Implementation of Frequent-Directions algorithm for efficient matrix sketching [E. Liberty, SIGKDD2013]
# Not yet onCRAN
install.packages("frequentdirections")
# Or the development version from GitHub:
install.packages("devtools")
devtools::install_github("shinichi-takayanagi/frequentdirections")
Here, we use Handwritten digits USPS dataset as sample data. In the following example, we assume that you save the above sample data into /tmp
directory.
The dataset has 7291 train and 2007 test images in h5
format.

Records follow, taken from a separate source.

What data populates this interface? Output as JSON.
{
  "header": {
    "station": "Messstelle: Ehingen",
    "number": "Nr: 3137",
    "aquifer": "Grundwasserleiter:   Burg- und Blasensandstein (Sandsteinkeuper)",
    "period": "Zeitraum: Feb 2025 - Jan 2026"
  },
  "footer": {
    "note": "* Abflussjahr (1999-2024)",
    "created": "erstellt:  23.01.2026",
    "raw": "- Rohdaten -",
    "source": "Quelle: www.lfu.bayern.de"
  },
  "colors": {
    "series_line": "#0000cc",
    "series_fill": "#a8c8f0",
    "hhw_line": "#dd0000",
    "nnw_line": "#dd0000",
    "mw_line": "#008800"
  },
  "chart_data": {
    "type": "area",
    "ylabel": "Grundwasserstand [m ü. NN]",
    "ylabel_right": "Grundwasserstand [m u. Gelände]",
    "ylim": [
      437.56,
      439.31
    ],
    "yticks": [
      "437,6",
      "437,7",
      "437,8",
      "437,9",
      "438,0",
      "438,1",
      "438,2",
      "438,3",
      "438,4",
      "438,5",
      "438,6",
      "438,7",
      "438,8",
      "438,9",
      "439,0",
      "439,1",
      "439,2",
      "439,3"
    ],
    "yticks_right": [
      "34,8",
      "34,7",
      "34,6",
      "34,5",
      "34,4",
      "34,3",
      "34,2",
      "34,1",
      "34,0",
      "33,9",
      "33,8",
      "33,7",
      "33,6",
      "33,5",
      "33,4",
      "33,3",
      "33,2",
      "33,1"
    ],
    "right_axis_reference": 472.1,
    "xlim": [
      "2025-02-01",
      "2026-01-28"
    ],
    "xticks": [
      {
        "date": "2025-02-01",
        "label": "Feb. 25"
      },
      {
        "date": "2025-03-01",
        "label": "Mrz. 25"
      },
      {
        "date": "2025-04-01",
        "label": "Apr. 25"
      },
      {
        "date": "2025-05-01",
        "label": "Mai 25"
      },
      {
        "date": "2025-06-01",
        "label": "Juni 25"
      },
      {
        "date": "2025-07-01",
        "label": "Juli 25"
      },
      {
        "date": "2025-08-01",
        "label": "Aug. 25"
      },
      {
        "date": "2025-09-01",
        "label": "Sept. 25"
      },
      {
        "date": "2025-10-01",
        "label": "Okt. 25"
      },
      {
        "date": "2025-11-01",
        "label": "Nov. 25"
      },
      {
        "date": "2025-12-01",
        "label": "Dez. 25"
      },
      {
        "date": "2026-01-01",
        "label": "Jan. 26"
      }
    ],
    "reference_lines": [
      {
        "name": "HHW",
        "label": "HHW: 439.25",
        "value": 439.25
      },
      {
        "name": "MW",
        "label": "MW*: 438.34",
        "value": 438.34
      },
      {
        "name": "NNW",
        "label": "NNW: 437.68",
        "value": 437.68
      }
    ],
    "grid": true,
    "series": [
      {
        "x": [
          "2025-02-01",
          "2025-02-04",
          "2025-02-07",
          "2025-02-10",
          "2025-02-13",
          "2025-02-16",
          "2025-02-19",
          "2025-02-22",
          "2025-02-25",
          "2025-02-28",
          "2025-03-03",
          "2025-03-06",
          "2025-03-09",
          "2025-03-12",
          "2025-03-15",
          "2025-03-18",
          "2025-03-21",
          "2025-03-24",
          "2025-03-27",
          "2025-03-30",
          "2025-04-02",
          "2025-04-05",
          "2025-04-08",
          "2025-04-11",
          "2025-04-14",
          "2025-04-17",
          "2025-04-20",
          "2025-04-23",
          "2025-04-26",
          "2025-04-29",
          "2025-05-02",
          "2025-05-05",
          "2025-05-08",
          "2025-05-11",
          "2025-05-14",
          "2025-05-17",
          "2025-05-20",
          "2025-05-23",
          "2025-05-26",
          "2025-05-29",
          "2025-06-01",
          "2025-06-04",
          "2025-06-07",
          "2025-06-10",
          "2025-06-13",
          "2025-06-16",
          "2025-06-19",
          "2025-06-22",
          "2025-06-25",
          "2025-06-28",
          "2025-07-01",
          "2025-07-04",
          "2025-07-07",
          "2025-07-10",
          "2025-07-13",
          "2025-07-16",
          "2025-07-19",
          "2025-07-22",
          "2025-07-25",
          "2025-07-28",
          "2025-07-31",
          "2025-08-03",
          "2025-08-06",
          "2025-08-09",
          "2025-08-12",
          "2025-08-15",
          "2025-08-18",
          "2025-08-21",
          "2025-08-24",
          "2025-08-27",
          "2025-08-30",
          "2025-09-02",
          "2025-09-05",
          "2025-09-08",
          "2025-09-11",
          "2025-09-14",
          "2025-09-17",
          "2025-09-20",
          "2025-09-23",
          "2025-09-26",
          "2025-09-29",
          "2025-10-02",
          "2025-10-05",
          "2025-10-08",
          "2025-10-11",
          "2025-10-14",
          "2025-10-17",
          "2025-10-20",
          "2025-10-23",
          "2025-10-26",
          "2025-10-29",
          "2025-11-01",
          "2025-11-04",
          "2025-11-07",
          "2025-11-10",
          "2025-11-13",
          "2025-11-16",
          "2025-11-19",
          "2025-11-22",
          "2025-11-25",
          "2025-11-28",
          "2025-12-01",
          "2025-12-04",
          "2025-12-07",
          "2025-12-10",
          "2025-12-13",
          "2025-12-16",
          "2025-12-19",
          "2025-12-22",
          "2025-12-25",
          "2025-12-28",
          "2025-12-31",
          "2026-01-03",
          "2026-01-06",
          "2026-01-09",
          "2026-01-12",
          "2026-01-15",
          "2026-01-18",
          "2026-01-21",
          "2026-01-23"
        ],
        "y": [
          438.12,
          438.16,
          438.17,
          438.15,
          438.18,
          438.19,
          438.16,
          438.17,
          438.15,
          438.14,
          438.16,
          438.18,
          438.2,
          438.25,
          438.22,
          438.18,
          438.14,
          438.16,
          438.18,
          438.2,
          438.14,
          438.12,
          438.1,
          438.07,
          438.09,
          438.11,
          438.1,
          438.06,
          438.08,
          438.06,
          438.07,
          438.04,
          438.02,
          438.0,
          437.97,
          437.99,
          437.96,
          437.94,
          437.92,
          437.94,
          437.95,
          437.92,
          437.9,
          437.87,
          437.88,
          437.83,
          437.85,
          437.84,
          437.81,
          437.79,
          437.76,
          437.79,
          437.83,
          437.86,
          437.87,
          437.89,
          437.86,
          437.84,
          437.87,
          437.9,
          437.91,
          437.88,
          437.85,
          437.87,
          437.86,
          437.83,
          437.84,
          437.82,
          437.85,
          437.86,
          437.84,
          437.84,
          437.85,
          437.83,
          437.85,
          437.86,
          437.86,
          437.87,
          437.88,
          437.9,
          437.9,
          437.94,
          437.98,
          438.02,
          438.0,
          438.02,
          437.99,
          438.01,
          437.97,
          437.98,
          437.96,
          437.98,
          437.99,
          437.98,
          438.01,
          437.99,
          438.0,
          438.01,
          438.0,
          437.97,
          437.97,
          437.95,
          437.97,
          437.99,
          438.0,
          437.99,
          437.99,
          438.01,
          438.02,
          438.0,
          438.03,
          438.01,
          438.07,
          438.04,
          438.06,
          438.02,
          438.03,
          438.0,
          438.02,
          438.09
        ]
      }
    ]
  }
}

The images are 16*16 grayscale pixels.
library("h5")
file <- h5file("/tmp/usps.h5")
x <- file["train/data"][]
y <- file["train/target"][]
str(x)
#> num [1:7291, 1:256] 0 0 0 0 0 0 0 0 0 0 ...
Example the number 8
Plot the original data on the first and second singular vector plane.
eps <- 10^(-8)
# 7291 x 256 -> 8 * 256 matrix
b <- frequentdirections::sketching(x, 8, eps)
frequentdirections::plot_svd(x, y, b)
# 7291 x 256 -> 32 * 256 matrix
b <- frequentdirections::sketching(x, 32, eps)
frequentdirections::plot_svd(x, y, b)
# 7291 x 256 -> 128 * 256 matrix
b <- frequentdirections::sketching(x, 128, eps)
frequentdirections::plot_svd(x, y, b)
This result is almost the same with the original data SVD expression.
That’s why we can think that the original data is expressed with only 128
rows.